BRAMPTON, ON — A group representing hundreds of striking truckers serving rail intermodal terminals in the Greater Toronto Area are hailing an agreement reached Wednesday, ending a nine-day standoff with transportation companies.
The Container Trucking Association of Ontario (CTAO) said it signed the pact following several days of negotiations.
Although, the deal does not address all of CTAO’s concerns it does dramatically improve the situation by increasing rates for the first time in 10 years, according to the group, but does include a “fair percentage increase” in hauling rates for the first time in over a decade.
Some containers and commodities sat idle in the area as drivers protested against low rates, increases in inflation, high operating costs, extensive wait-times at rail yards, and unsafe and unhealthy long working hours.

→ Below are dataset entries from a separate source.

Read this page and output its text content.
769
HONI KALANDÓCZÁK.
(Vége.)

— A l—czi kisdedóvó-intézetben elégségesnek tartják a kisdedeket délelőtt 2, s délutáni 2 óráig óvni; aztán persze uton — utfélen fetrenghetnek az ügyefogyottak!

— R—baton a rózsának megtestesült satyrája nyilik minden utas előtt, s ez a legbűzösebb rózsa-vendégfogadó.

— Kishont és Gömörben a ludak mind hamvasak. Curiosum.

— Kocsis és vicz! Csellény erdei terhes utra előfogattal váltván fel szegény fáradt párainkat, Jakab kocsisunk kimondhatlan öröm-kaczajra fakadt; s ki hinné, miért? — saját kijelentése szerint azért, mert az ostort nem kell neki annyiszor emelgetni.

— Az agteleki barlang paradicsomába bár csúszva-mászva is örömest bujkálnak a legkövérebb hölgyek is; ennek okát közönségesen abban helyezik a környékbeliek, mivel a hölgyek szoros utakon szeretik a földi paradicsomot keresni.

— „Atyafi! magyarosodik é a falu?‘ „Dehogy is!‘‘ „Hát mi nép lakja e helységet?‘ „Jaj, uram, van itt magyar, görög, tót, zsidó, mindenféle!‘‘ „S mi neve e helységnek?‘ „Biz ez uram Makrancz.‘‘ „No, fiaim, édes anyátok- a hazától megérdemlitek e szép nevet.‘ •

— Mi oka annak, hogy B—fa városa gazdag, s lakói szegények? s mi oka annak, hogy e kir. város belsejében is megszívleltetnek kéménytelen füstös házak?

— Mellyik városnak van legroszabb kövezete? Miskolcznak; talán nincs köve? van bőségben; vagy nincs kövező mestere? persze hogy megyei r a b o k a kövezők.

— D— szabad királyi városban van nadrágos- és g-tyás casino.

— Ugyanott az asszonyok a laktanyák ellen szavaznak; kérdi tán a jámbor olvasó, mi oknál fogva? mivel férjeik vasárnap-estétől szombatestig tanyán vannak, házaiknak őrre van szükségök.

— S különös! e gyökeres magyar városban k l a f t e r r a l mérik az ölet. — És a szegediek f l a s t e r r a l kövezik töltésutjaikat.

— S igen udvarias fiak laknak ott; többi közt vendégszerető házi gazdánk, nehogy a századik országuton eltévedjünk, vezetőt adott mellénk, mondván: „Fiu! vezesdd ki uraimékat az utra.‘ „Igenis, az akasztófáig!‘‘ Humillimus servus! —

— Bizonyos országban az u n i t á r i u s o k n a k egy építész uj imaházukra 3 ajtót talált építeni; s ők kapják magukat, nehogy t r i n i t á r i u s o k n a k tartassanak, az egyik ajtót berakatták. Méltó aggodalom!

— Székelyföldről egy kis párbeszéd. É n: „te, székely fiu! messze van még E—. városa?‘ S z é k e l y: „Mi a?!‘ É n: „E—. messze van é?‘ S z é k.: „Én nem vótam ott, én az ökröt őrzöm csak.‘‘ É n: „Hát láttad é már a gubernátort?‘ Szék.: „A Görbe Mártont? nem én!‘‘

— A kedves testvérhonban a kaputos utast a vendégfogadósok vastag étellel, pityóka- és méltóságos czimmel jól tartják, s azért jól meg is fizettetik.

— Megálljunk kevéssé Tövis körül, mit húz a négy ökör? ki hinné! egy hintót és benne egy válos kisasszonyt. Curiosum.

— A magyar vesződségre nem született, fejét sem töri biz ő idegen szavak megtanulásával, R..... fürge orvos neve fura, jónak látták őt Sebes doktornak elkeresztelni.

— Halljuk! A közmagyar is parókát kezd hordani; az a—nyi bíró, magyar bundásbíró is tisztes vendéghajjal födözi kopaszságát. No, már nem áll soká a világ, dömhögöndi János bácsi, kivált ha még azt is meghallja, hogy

Originally, CTAO was asking that drivers be classified as “skilled workers,” allowing them to unionize, but there is no indication such a provision was in the agreement between the two sides.
“Both parties came together in good faith and we thank the CEO’s who have signed today, we applaud your leadership, courage and cooperation. This was the result of a collective desire to get the drivers back on the road. After 10 years we have set the bar for container truckers and the standard that the industry respects.” Said Patrick Rhodin, CTAO president
CTAO claims to represent 800 independent owner operators.